I am the Webmaster and the editor of the newsletter for an organization I belong to, and every Thursday I spend the better part of the day writing up the week’s program and updating the Web site. This week was an especially frustrating experience.

When the weather is nice I take the laptop out on the deck and work on the outdoor table that has an umbrella over it to keep the sun off me. This week, as with many summer days, there was the possibility of a late afternoon/early evening thundershower, but when it was time to write up Tuesday’s program, the sun was shining. After lunch I went back outside and went to work finishing the write-up, and around 2 p.m. completed the task. At that point I had to go inside to the office at set up the Web pages and upload the newsletter and other updated pages to the Web host. After about a half-hour, I realized that there was some information that I needed that I had left on the table outside.

When I climbed the stairs from the basement office I could see sunshine on the hillside out back through the door to the deck, but when I got to the top of the stairs and could see the deck itself, I realized that it was also raining. I didn’t get too excited, since the rain was more of a sprinkle than a downpour, and the computer was, after all, under the umbrella. But I couldn’t see the table from where I was and when I went out on the deck and made my way over to the table, I saw that the papers I had out there were soaked, and I realized that while it was only sprinkling now, it apparently had really poured before that. When I got to the computer, its screen was dark and water droplets covered the screen, the keyboard, the mouse pad … everything on the table was soaked and the computer had gotten wet enough to have shut down.

Panic ensued.

This laptop had survived a few crises, and had been replaced by a new one when it developed a problem accessing the Internet that I couldn’t solve.
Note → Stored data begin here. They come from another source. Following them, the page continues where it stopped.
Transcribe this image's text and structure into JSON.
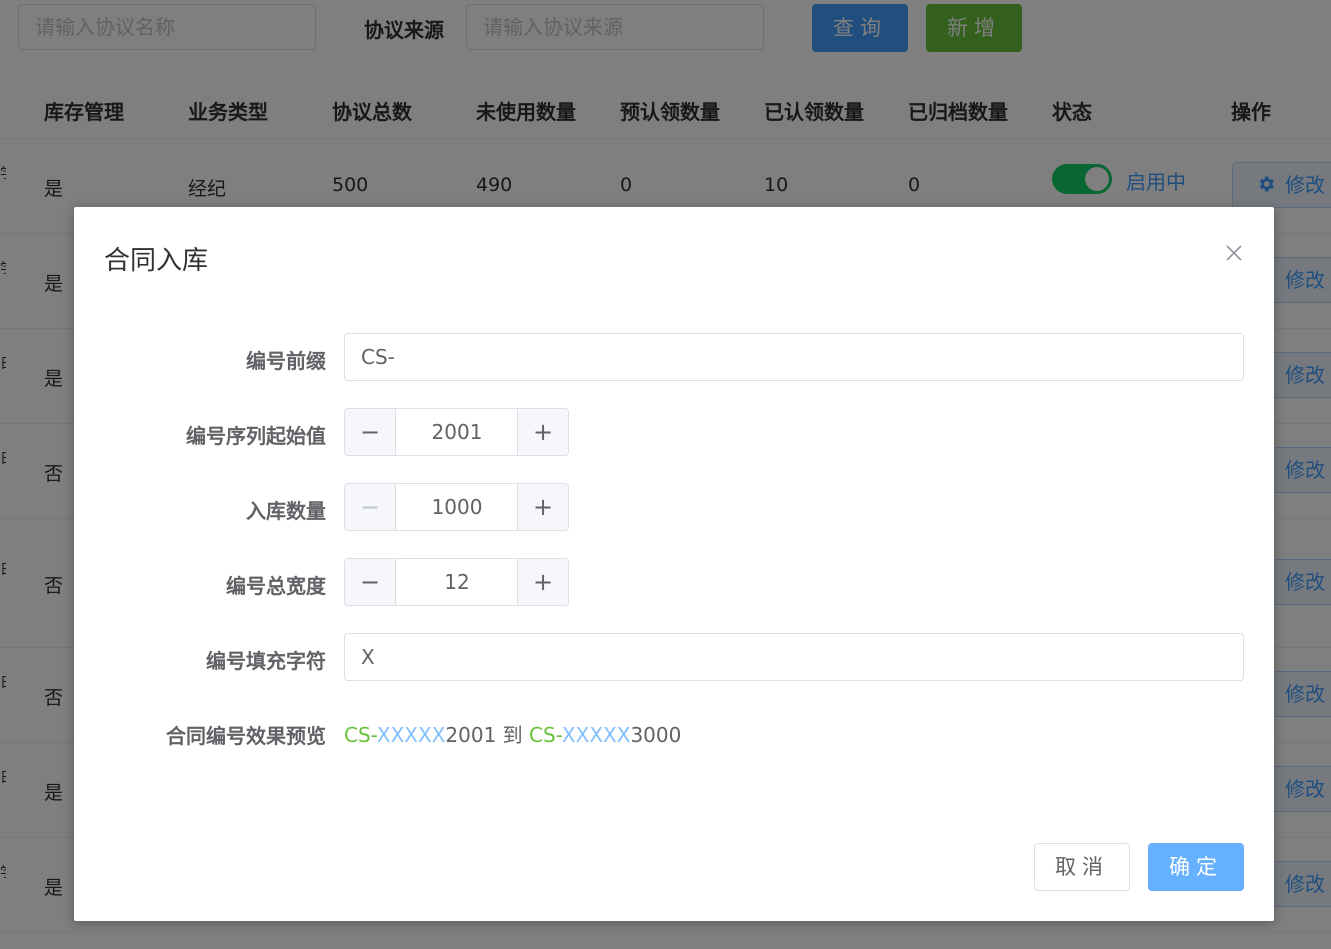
{
  "toolbar": {
    "name_placeholder": "请输入协议名称",
    "source_label": "协议来源",
    "source_placeholder": "请输入协议来源",
    "query_btn": "查询",
    "add_btn": "新增"
  },
  "table": {
    "columns": [
      "库存管理",
      "业务类型",
      "协议总数",
      "未使用数量",
      "预认领数量",
      "已认领数量",
      "已归档数量",
      "状态",
      "操作"
    ],
    "first_row": {
      "stock": "是",
      "biz": "经纪",
      "total": "500",
      "unused": "490",
      "pre": "0",
      "claimed": "10",
      "archived": "0",
      "status": "启用中",
      "edit": "修改"
    },
    "rows_stock": [
      "是",
      "是",
      "否",
      "否",
      "否",
      "是",
      "是"
    ],
    "edit_label": "修改",
    "edge_glyphs": [
      "学",
      "学",
      "日",
      "日",
      "日",
      "日",
      "日",
      "学"
    ]
  },
  "dialog": {
    "title": "合同入库",
    "fields": {
      "prefix_label": "编号前缀",
      "prefix_value": "CS-",
      "start_label": "编号序列起始值",
      "start_value": "2001",
      "count_label": "入库数量",
      "count_value": "1000",
      "width_label": "编号总宽度",
      "width_value": "12",
      "fill_label": "编号填充字符",
      "fill_value": "X",
      "preview_label": "合同编号效果预览"
    },
    "preview": {
      "prefix1": "CS-",
      "fill1": "XXXXX",
      "num1": "2001",
      "to": " 到 ",
      "prefix2": "CS-",
      "fill2": "XXXXX",
      "num2": "3000"
    },
    "cancel": "取消",
    "confirm": "确定"
  },
  "colors": {
    "primary": "#409eff",
    "success": "#67c23a",
    "switch_on": "#13ce66"
  },
  "icons": [
    "close-icon",
    "gear-icon",
    "minus-icon",
    "plus-icon"
  ]
}
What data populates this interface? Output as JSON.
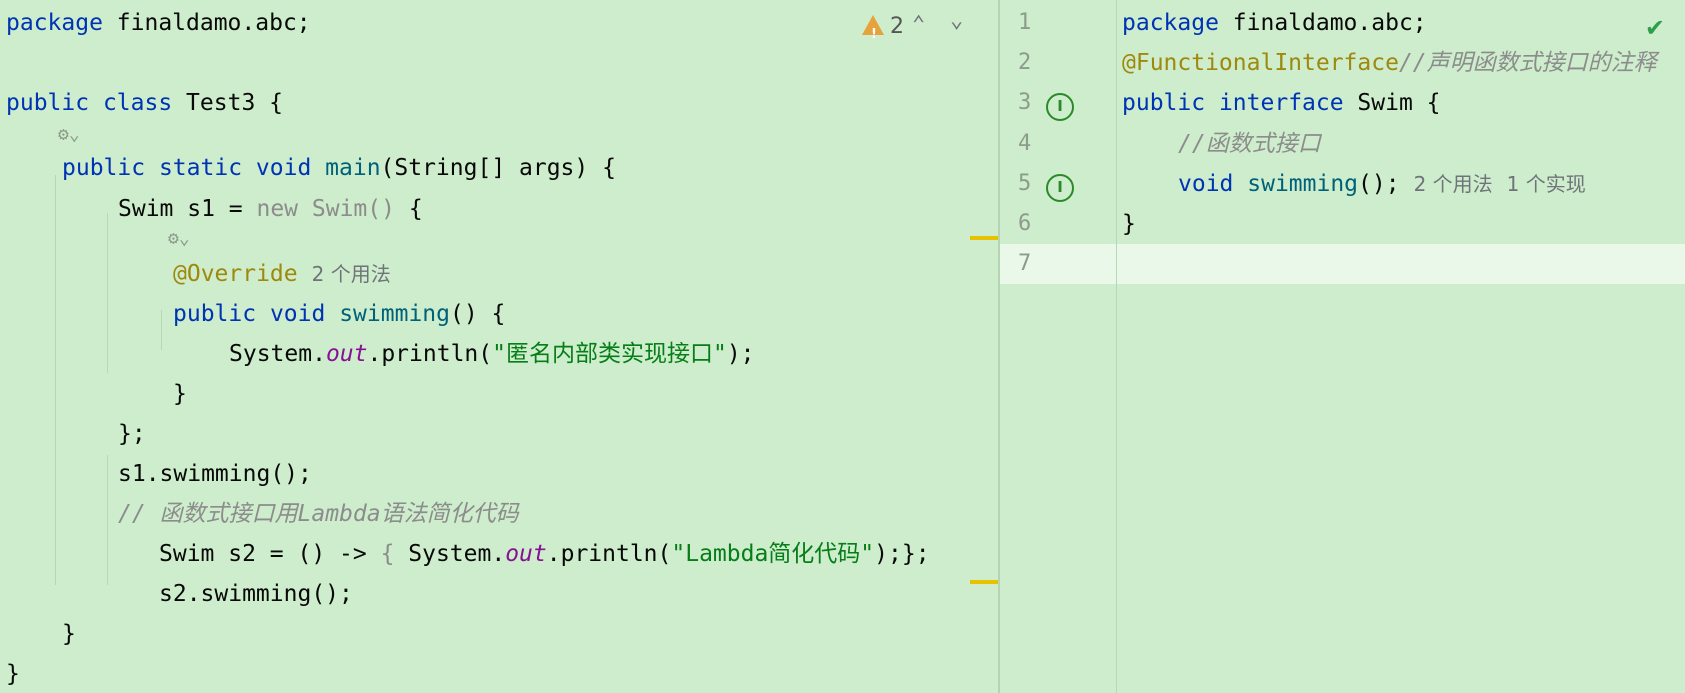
{
  "left_editor": {
    "warning_count": "2",
    "lines": {
      "l1_kw": "package",
      "l1_rest": " finaldamo.abc;",
      "l3_kw1": "public",
      "l3_kw2": "class",
      "l3_rest": " Test3 {",
      "l5_kw1": "public",
      "l5_kw2": "static",
      "l5_kw3": "void",
      "l5_fn": "main",
      "l5_rest": "(String[] args) {",
      "l6_a": "Swim s1 = ",
      "l6_b": "new Swim()",
      "l6_c": " {",
      "l8_ann": "@Override",
      "l8_hint": "2 个用法",
      "l9_kw1": "public",
      "l9_kw2": "void",
      "l9_fn": "swimming",
      "l9_rest": "() {",
      "l10_a": "System.",
      "l10_b": "out",
      "l10_c": ".println(",
      "l10_str": "\"匿名内部类实现接口\"",
      "l10_d": ");",
      "l11": "}",
      "l12": "};",
      "l13": "s1.swimming();",
      "l14_cmt": "// 函数式接口用Lambda语法简化代码",
      "l15_a": "Swim s2 = () -> ",
      "l15_brace": "{",
      "l15_b": " System.",
      "l15_out": "out",
      "l15_c": ".println(",
      "l15_str": "\"Lambda简化代码\"",
      "l15_d": ");};",
      "l16": "s2.swimming();",
      "l17": "}",
      "l18": "}"
    }
  },
  "right_editor": {
    "line_numbers": [
      "1",
      "2",
      "3",
      "4",
      "5",
      "6",
      "7"
    ],
    "lines": {
      "r1_kw": "package",
      "r1_rest": " finaldamo.abc;",
      "r2_ann": "@FunctionalInterface",
      "r2_cmt": "//声明函数式接口的注释",
      "r3_kw1": "public",
      "r3_kw2": "interface",
      "r3_rest": " Swim {",
      "r4_cmt": "//函数式接口",
      "r5_kw": "void",
      "r5_fn": "swimming",
      "r5_rest": "();",
      "r5_hint1": "2 个用法",
      "r5_hint2": "1 个实现",
      "r6": "}"
    }
  },
  "colors": {
    "background": "#cdedcc",
    "keyword": "#0033b3",
    "string": "#067d17",
    "annotation": "#9e880d",
    "comment": "#8c8c8c"
  },
  "icons": {
    "warning": "warning-triangle-icon",
    "nav_up": "chevron-up-icon",
    "nav_down": "chevron-down-icon",
    "gutter_run": "ai-gutter-icon",
    "implemented": "implemented-icon",
    "check": "checkmark-icon"
  }
}
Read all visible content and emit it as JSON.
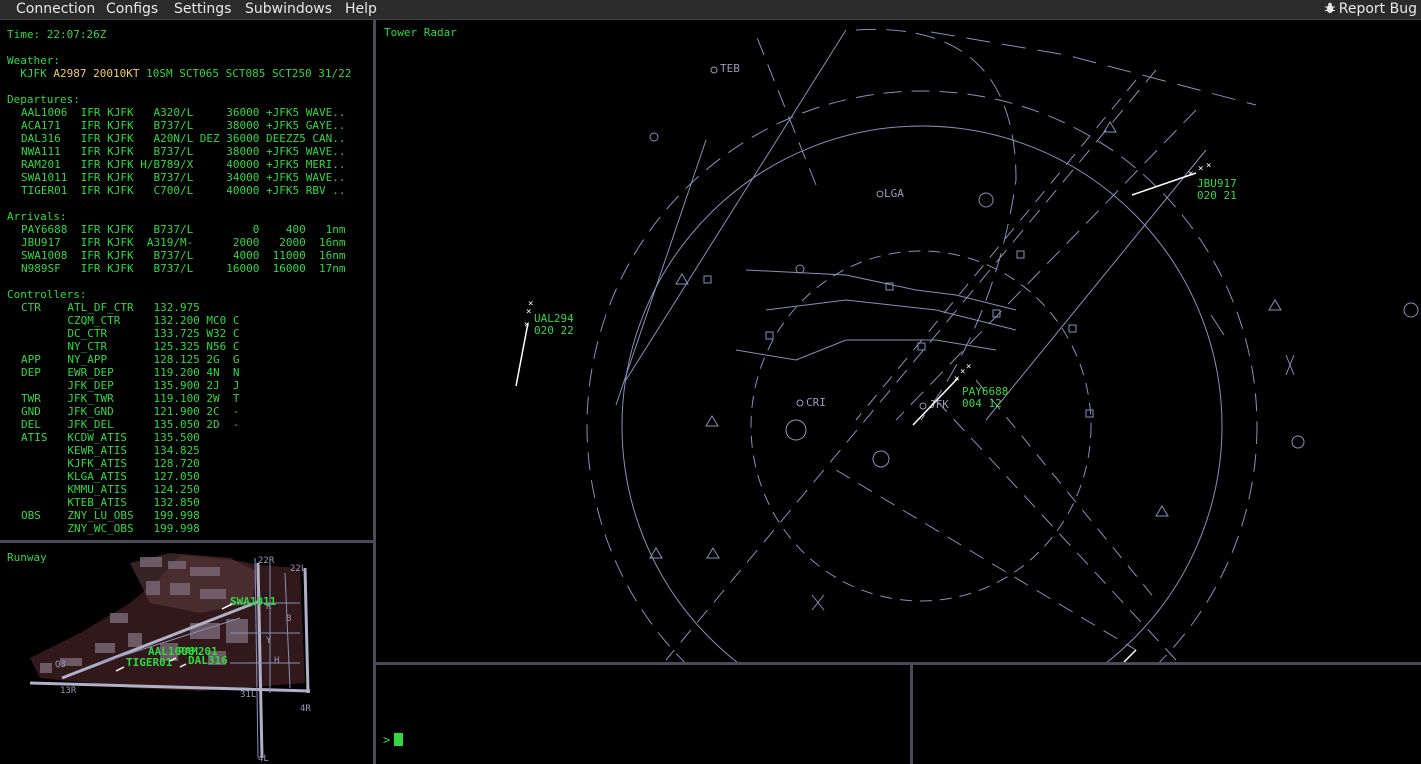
{
  "menu": {
    "items": [
      "Connection",
      "Configs",
      "Settings",
      "Subwindows",
      "Help"
    ],
    "report_bug": "Report Bug"
  },
  "info": {
    "time": "Time: 22:07:26Z",
    "weather_header": "Weather:",
    "weather_station": "KJFK",
    "weather_altimeter": "A2987",
    "weather_wind": "20010KT",
    "weather_rest": "10SM SCT065 SCT085 SCT250 31/22",
    "departures_header": "Departures:",
    "departures": [
      "AAL1006  IFR KJFK   A320/L     36000 +JFK5 WAVE..",
      "ACA171   IFR KJFK   B737/L     38000 +JFK5 GAYE..",
      "DAL316   IFR KJFK   A20N/L DEZ 36000 DEEZZ5 CAN..",
      "NWA111   IFR KJFK   B737/L     38000 +JFK5 WAVE..",
      "RAM201   IFR KJFK H/B789/X     40000 +JFK5 MERI..",
      "SWA1011  IFR KJFK   B737/L     34000 +JFK5 WAVE..",
      "TIGER01  IFR KJFK   C700/L     40000 +JFK5 RBV .."
    ],
    "arrivals_header": "Arrivals:",
    "arrivals": [
      "PAY6688  IFR KJFK   B737/L         0    400   1nm",
      "JBU917   IFR KJFK  A319/M-      2000   2000  16nm",
      "SWA1008  IFR KJFK   B737/L      4000  11000  16nm",
      "N989SF   IFR KJFK   B737/L     16000  16000  17nm"
    ],
    "controllers_header": "Controllers:",
    "controllers": [
      "CTR    ATL_DF_CTR   132.975",
      "       CZQM_CTR     132.200 MC0 C",
      "       DC_CTR       133.725 W32 C",
      "       NY_CTR       125.325 N56 C",
      "APP    NY_APP       128.125 2G  G",
      "DEP    EWR_DEP      119.200 4N  N",
      "       JFK_DEP      135.900 2J  J",
      "TWR    JFK_TWR      119.100 2W  T",
      "GND    JFK_GND      121.900 2C  -",
      "DEL    JFK_DEL      135.050 2D  -",
      "ATIS   KCDW_ATIS    135.500",
      "       KEWR_ATIS    134.825",
      "       KJFK_ATIS    128.720",
      "       KLGA_ATIS    127.050",
      "       KMMU_ATIS    124.250",
      "       KTEB_ATIS    132.850",
      "OBS    ZNY_LU_OBS   199.998",
      "       ZNY_WC_OBS   199.998"
    ]
  },
  "runway": {
    "title": "Runway",
    "labels": [
      "SWA1011",
      "AAL1006",
      "RAM201",
      "TIGER01",
      "DAL316"
    ],
    "taxi_labels": [
      "22R",
      "22L",
      "K",
      "B",
      "Y",
      "H",
      "4R",
      "4L",
      "13R",
      "31L",
      "Q3"
    ]
  },
  "radar": {
    "title": "Tower Radar",
    "fixes": [
      "TEB",
      "LGA",
      "CRI",
      "JFK"
    ],
    "aircraft": [
      {
        "callsign": "UAL294",
        "data": "020 22"
      },
      {
        "callsign": "JBU917",
        "data": "020 21"
      },
      {
        "callsign": "PAY6688",
        "data": "004 12"
      }
    ]
  },
  "console": {
    "prompt": ">"
  },
  "colors": {
    "text_green": "#31d843",
    "weather_yellow": "#f0d060",
    "map_lines": "#8a8fb8",
    "panel_border": "#4a4a5a"
  }
}
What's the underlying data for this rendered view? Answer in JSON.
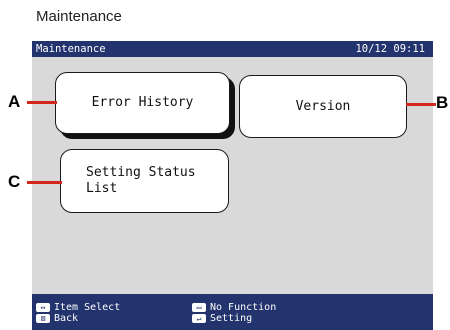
{
  "caption": "Maintenance",
  "screen": {
    "title": "Maintenance",
    "datetime": "10/12 09:11",
    "tiles": [
      {
        "label": "Error History"
      },
      {
        "label": "Version"
      },
      {
        "label": "Setting Status\nList"
      }
    ],
    "footer": [
      {
        "icon": "↔",
        "label": "Item Select"
      },
      {
        "icon": "⊠",
        "label": "Back"
      },
      {
        "icon": "▭",
        "label": "No Function"
      },
      {
        "icon": "↵",
        "label": "Setting"
      }
    ]
  },
  "callouts": [
    "A",
    "B",
    "C"
  ],
  "colors": {
    "titlebar": "#23336d",
    "screen_bg": "#d9d9d9",
    "callout_line": "#d4281e"
  }
}
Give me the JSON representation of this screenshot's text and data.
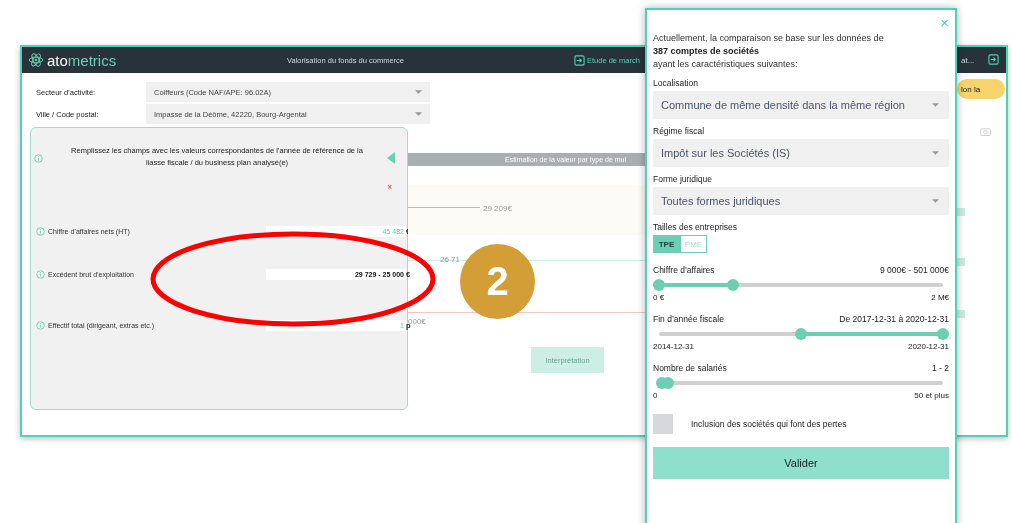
{
  "app": {
    "logo_prefix": "ato",
    "logo_suffix": "metrics",
    "title": "Valorisation du fonds du commerce",
    "header_link": "Etude de march",
    "header_link_right": "at...",
    "pill_button": "lon la"
  },
  "filters": [
    {
      "label": "Secteur d’activité:",
      "value": "Coiffeurs (Code NAF/APE: 96.02A)"
    },
    {
      "label": "Ville / Code postal:",
      "value": "Impasse de la Déôme, 42220, Bourg-Argental"
    }
  ],
  "form_panel": {
    "title": "Remplissez les champs avec les valeurs correspondantes de l’année de référence de la liasse fiscale / du business plan analysé(e)",
    "close": "×",
    "fields": [
      {
        "label": "Chiffre d’affaires nets (HT)",
        "value": "45 482",
        "unit": "€",
        "kind": "plain"
      },
      {
        "label": "Excédent brut d’exploitation",
        "value": "29 729 - 25 000",
        "unit": "€",
        "kind": "edited"
      },
      {
        "label": "Effectif total (dirigeant, extras etc.)",
        "value": "1",
        "unit": "p",
        "kind": "plain"
      }
    ]
  },
  "results": {
    "header": "Estimation de la valeur par type de mul",
    "label_1": "29 209€",
    "label_2": "26 71",
    "label_3": "000€",
    "button": "Interprétation"
  },
  "filter_panel": {
    "close": "×",
    "intro": "Actuellement, la comparaison se base sur les données de",
    "count": "387 comptes de sociétés",
    "outro": "ayant les caractéristiques suivantes:",
    "selects": [
      {
        "label": "Localisation",
        "value": "Commune de même densité dans la même région"
      },
      {
        "label": "Régime fiscal",
        "value": "Impôt sur les Sociétés (IS)"
      },
      {
        "label": "Forme juridique",
        "value": "Toutes formes juridiques"
      }
    ],
    "sizes_label": "Tailles des entreprises",
    "sizes": [
      {
        "label": "TPE",
        "selected": true
      },
      {
        "label": "PME",
        "selected": false
      }
    ],
    "sliders": [
      {
        "label": "Chiffre d’affaires",
        "reading": "9 000€ - 501 000€",
        "min": "0 €",
        "max": "2 M€",
        "thumbs": [
          {
            "level": 0
          },
          {
            "level": 0.26
          }
        ]
      },
      {
        "label": "Fin d’année fiscale",
        "reading": "De 2017-12-31 à 2020-12-31",
        "min": "2014-12-31",
        "max": "2020-12-31",
        "thumbs": [
          {
            "level": 0.5
          },
          {
            "level": 1
          }
        ]
      },
      {
        "label": "Nombre de salariés",
        "reading": "1 - 2",
        "min": "0",
        "max": "50 et plus",
        "thumbs": [
          {
            "level": 0.01
          },
          {
            "level": 0.03
          }
        ]
      }
    ],
    "checkbox": {
      "label": "Inclusion des sociétés qui font des pertes",
      "checked": false
    },
    "submit": "Valider"
  },
  "step_badge": {
    "label": "2"
  }
}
What good is a computer that can’t access the Internet, after all? So I replaced it. Not too long thereafter, the new laptop developed a problem I couldn’t solve, so I reactivated the one that was now soaked, and found and cured the Internet access problem (weird how necessity creates solutions you couldn’t find before the crisis, isn’t it?), and have been using it for a few months. Efforts to get the computer to run failed; it just sat there, doing nothing.

Well, I didn’t immediately go out and get a new machine, although that prospect did enter my mind. Who wants to have to spend a thousand bucks that you don’t have on a new laptop that has Windows Vista on it that isn’t compatible with most of your non-Microsoft software, and which comes with almost no programs pre-loaded? So, I put the laptop in a position that would drain the water out of it, and let it sit for a few hours. I tried to fire it up a few times at various intervals without success, sometimes hearing “frying” sounds that gave me a sinking feeling in the pit of my stomach, and then left it until this morning, figuring that both it and me would benefit from a night’s sleep.

This morning I plugged the cord into the wall, only to find that the light that indicates that the computer is plugged in was flashing like it should be, which it always did, and that the light that indicates that the computer is on was flashing, too, which it should not be, but which it had been doing since the ill-fated, un-expected and un-forecast rainstorm. I had just resigned myself to having to buy a new laptop, when one of those little flashes of insight flashed in my brain. I remembered the reset button on the bottom of the laptop, stuck my mechanical pencil in the little hole and reset the machine, and, eureka, it started working.

So, to borrow from my friend Buffalo, life is sweet – when things work out and you don’t have to contemplate buying a new computer.